With opposition parties closely monitoring the APC’s internal dynamics, any misstep in candidate selection could provide a ready opening. A divided house, coupled with a candidate lacking widespread acceptance, is a formula the opposition is well-positioned to exploit.
The implication is straightforward: this is not merely about party loyalty; it is about electoral viability.

Echoes from the Grassroots

Across the length and breadth of Ibadan North—markets, motor parks, religious centres, and community gatherings—a consistent pattern emerges in political conversations. The name “Repete” resonates with familiarity and acceptance.

Such organic support is not easily manufactured. It is cultivated over time through visible impact and sustained presence. For a party seeking electoral certainty in a competitive environment, this level of grassroots validation is not just desirable—it is critical.

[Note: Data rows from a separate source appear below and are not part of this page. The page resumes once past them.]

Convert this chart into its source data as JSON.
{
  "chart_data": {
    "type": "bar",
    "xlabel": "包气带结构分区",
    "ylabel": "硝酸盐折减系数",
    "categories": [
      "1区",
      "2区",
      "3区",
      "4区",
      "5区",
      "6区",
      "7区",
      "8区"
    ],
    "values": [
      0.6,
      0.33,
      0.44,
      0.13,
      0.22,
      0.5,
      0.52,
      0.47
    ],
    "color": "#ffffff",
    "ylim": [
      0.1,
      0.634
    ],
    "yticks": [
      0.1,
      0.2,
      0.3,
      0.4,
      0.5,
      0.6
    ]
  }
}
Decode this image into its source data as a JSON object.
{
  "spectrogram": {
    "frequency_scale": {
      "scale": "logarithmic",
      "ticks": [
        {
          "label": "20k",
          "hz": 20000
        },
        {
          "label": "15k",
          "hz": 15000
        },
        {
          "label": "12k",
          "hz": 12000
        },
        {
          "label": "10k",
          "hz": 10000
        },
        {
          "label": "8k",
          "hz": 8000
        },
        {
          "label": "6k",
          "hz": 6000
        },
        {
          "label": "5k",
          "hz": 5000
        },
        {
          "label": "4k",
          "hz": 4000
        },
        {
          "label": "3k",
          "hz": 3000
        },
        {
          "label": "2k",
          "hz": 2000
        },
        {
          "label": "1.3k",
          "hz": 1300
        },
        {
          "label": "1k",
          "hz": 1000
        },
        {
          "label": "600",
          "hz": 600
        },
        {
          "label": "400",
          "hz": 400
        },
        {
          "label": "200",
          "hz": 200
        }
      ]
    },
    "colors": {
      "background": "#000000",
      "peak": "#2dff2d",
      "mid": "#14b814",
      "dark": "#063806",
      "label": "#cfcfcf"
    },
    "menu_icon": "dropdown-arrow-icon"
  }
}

A Test of Leadership and Judgment

For the APC leadership in Oyo State, the moment calls for clarity of purpose. Decisions driven by narrow interests, personal alignments, or short-term calculations may carry long-term consequences.

The task, therefore, is to balance internal considerations with external realities. Elections are ultimately decided by voters, not by party caucuses. A candidate who commands public confidence offers the strongest pathway to victory.

The Stakes Are Clear

Ibadan North is too strategic a constituency for experimentation. The cost of error is not limited to a single seat; it extends to party cohesion, credibility, and future positioning within the state’s political landscape.

In this context, the argument for Adegboyega is less about sentiment and more about strategy. His visibility, acceptability, and record of engagement place him in a strong position to consolidate support and mobilise voters effectively.

Conclusion: A Choice with Consequences

As the APC moves closer to its primaries, the decision before it is both simple and significant: align with a candidate who reflects the mood of the electorate or risk conceding advantage to a watchful opposition.

In politics, moments such as this often separate foresight from hindsight.
For APC in Ibadan North, this may well be one of those defining moments.

 

Aderibigbe Akanbi, a political analyst, writes from Ibadan.